A little while ago (in November of last year), I wrote here about humility and my absurd lack of it as a character trait. It was such a deficiency back then that I even wrote, “I think the lack of this trait (in it’s purest and truest form) really was and still is my biggest weakness – or at least one of them”. Combined with that (my own) realization of non-humility was a conversation I had with someone whose opinion I value that told me (in a very nice way) “you need to become acquainted with real humility. Not just to know what it is in general terms, but to really understand it and feel it”. So, I made a personal goal to become the most humble person ever. I vowed that there would be nobody better at being humble than me. I wanted to be the best at being humble.
Now it’s July, and coincidentally after quoting myself, I am happy to report that I have worked very hard on my humility over the past few months – and I think I have successfully become much more humble. In fact, I might be eligible for the “most improved humility award”. If nothing else, I am way more humble than I used to be. Like…. way more. In fact, my humility has increased to the point that I can look around and be confident that I am more humble than most of the people that I see. I have come so far in so little time.

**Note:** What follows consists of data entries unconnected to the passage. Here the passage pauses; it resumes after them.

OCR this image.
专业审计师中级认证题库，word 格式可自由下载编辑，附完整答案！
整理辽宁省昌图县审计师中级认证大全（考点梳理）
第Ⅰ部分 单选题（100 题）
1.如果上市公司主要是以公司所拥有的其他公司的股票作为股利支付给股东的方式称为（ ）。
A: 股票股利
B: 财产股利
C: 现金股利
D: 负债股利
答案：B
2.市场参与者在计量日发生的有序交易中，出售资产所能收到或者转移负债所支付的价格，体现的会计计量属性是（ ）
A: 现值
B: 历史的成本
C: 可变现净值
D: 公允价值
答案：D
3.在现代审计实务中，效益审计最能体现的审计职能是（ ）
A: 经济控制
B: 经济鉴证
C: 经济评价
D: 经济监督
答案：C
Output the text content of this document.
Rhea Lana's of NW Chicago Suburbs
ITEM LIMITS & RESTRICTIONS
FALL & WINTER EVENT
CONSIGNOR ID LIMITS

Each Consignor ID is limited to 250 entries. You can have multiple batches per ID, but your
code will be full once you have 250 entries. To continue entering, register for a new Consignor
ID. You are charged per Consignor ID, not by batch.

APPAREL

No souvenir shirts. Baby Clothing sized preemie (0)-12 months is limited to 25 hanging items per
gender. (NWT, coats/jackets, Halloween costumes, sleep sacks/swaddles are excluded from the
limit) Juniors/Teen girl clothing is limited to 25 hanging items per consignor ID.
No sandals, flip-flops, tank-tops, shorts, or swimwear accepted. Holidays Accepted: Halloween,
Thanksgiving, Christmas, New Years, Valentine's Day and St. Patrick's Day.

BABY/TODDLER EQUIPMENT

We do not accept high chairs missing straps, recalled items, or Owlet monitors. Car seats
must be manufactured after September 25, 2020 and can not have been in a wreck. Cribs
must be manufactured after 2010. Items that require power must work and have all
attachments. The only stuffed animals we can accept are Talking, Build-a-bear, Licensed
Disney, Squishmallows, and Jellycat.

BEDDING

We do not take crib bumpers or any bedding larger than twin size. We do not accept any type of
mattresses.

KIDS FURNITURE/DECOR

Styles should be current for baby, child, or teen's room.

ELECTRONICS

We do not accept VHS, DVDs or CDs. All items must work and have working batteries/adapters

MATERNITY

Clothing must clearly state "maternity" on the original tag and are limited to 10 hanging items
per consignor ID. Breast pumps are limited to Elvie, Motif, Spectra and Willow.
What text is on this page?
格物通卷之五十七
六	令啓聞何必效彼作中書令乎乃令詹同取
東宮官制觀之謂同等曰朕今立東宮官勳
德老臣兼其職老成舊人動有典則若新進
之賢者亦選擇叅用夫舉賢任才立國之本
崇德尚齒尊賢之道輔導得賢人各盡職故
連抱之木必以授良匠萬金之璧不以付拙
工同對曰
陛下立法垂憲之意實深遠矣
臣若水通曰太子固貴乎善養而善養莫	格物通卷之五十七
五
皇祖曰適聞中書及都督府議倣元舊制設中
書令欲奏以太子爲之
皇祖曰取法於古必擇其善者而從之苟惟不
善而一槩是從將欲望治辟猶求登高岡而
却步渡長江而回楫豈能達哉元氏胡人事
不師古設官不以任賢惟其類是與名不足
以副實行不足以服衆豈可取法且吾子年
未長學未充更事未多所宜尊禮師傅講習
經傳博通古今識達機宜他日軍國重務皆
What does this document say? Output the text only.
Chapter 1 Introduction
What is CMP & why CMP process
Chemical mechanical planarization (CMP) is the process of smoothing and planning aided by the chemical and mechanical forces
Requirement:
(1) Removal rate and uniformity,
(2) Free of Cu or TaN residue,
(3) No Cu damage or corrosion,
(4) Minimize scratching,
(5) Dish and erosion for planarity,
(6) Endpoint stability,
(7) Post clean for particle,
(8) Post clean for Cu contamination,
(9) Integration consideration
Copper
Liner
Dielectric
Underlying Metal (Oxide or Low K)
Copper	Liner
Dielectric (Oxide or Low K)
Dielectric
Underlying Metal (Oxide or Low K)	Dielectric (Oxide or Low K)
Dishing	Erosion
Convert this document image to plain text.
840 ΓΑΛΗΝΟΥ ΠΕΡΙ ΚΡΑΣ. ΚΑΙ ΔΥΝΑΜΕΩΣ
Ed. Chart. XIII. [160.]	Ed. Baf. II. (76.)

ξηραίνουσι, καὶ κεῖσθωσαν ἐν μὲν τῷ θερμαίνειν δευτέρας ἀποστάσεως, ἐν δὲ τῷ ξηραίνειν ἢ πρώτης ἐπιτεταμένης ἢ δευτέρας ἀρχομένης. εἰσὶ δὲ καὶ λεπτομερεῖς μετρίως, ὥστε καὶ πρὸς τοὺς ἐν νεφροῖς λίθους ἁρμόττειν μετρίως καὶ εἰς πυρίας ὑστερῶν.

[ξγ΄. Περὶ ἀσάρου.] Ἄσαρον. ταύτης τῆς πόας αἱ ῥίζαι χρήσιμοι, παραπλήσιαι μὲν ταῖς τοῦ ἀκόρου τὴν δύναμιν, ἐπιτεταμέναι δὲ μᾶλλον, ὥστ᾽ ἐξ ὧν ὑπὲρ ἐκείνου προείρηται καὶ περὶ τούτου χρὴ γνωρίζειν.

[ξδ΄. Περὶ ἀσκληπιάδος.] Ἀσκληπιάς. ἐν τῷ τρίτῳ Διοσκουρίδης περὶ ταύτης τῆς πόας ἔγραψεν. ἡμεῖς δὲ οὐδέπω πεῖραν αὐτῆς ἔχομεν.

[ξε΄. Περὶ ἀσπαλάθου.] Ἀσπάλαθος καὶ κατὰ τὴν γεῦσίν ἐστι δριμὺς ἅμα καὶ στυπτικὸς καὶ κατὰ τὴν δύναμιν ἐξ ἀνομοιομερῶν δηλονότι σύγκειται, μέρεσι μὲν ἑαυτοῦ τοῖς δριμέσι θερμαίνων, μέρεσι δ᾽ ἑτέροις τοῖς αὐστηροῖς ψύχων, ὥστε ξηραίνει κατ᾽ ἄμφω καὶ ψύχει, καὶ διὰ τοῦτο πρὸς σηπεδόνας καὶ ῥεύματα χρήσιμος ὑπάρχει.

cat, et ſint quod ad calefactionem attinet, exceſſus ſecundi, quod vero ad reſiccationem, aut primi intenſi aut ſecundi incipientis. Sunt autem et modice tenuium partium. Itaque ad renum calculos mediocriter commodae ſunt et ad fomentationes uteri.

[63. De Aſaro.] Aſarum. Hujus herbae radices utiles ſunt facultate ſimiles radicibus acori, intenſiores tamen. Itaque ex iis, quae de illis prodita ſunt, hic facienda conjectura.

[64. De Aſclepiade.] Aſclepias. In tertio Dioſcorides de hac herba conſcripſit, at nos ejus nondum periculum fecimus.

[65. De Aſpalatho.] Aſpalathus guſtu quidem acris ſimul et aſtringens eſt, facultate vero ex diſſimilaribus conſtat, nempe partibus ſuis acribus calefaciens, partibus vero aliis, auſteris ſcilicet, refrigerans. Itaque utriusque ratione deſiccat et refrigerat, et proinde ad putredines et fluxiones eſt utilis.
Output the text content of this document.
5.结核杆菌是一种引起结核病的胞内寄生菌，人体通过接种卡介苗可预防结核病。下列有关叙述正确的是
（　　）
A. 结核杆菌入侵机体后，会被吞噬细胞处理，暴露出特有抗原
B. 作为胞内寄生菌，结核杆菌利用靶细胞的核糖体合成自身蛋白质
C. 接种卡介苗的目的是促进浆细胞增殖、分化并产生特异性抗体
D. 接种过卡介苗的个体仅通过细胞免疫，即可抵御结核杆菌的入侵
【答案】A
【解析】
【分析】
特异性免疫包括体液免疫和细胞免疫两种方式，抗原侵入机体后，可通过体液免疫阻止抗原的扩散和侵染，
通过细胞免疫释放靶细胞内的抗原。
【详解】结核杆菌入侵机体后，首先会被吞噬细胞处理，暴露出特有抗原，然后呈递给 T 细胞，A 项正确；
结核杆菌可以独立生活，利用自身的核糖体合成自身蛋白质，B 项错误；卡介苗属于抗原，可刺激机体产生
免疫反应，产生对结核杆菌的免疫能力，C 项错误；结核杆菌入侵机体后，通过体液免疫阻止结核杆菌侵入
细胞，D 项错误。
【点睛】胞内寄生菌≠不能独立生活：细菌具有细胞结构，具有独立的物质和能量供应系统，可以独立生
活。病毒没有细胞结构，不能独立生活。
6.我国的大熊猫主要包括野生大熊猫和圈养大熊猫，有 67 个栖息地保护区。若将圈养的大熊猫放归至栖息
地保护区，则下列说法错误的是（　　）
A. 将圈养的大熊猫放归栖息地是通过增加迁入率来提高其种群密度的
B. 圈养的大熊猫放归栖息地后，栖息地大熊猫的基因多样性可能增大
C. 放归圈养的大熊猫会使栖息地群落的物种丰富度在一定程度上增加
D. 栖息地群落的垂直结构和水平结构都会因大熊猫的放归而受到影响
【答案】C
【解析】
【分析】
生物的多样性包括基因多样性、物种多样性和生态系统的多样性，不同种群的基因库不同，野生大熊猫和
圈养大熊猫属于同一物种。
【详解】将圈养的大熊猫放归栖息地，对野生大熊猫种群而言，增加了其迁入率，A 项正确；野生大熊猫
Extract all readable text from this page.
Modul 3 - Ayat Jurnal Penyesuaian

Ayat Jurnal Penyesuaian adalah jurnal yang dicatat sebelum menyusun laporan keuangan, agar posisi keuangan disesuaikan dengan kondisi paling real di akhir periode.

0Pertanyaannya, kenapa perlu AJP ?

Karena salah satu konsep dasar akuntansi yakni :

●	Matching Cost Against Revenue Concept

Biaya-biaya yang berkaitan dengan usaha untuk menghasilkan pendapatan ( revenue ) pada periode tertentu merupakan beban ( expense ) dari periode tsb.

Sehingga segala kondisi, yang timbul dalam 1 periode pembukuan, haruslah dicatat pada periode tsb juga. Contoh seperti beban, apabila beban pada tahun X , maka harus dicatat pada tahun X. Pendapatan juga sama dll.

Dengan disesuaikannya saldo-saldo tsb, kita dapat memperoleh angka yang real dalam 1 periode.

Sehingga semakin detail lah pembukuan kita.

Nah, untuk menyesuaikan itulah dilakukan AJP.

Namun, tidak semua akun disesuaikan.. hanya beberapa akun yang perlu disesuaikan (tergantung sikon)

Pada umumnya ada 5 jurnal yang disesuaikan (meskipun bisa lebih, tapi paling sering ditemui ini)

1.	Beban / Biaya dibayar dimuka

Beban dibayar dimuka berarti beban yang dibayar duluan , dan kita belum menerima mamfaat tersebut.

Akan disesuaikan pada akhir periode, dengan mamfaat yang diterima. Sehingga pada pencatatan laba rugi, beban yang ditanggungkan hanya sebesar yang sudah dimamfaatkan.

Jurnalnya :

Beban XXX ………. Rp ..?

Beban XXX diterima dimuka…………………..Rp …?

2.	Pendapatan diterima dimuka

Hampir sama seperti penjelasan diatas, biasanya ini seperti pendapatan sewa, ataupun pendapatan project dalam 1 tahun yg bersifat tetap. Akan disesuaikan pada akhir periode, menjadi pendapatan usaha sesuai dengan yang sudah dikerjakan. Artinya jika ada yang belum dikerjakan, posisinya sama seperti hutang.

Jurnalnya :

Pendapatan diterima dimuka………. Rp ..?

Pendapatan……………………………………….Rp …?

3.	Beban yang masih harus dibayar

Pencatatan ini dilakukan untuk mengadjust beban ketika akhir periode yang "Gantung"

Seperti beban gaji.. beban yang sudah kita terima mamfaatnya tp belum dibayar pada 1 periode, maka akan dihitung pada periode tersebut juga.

Then today something weird happened. It was like someone changed the rules for acquiring humility without telling me; or at least someone tried to add something to the rulebook that wasn’t there before because what I read today was so different that it just sounded wrong. I had spent the past several months focusing on my humility, my improvement, and my progress – including how the effects of my focus and improvement had further increased my humility – only to read that “true humility is not thinking less of yourself; it is thinking of yourself less.” 1
Because I had recently spent a lot of time thinking about myself and working on my own humility (which took a lot of time thinking less of myself), I knew that anything that told me to worry about other people in order to increase my humility must be incorrect; after all, how could worrying about or trying to solve other people’s problems help with my humility? So, I read it again sure that I had indeed misread it the first time. Then I read it again, and again, and again just to be sure I hadn’t suffered a mild stroke and lost the ability to comprehend sentences – because I am also a really good reader.
That was when I put 2 and 2 together to make 5 because there was no way that focusing and worrying and caring about other people, helping them with all their problems, making sure that they have everything they need, and helping them achieve all of their goals could help me at all – in fact, if I listened to that advice and spent all of my time doing things for others I wouldn’t have any time to worry about myself or work on my own humility, which means I would never improve myself or get to tell people how successful my quest for humility has been by writing a blog post.
So, in an effort to become yet even more humble, I will be spending all of my free time working individually on my own humility, because you never know when the Lord will need a super duper humble guy, and I for one want to be ready and operating at the peak level of humility for when he calls.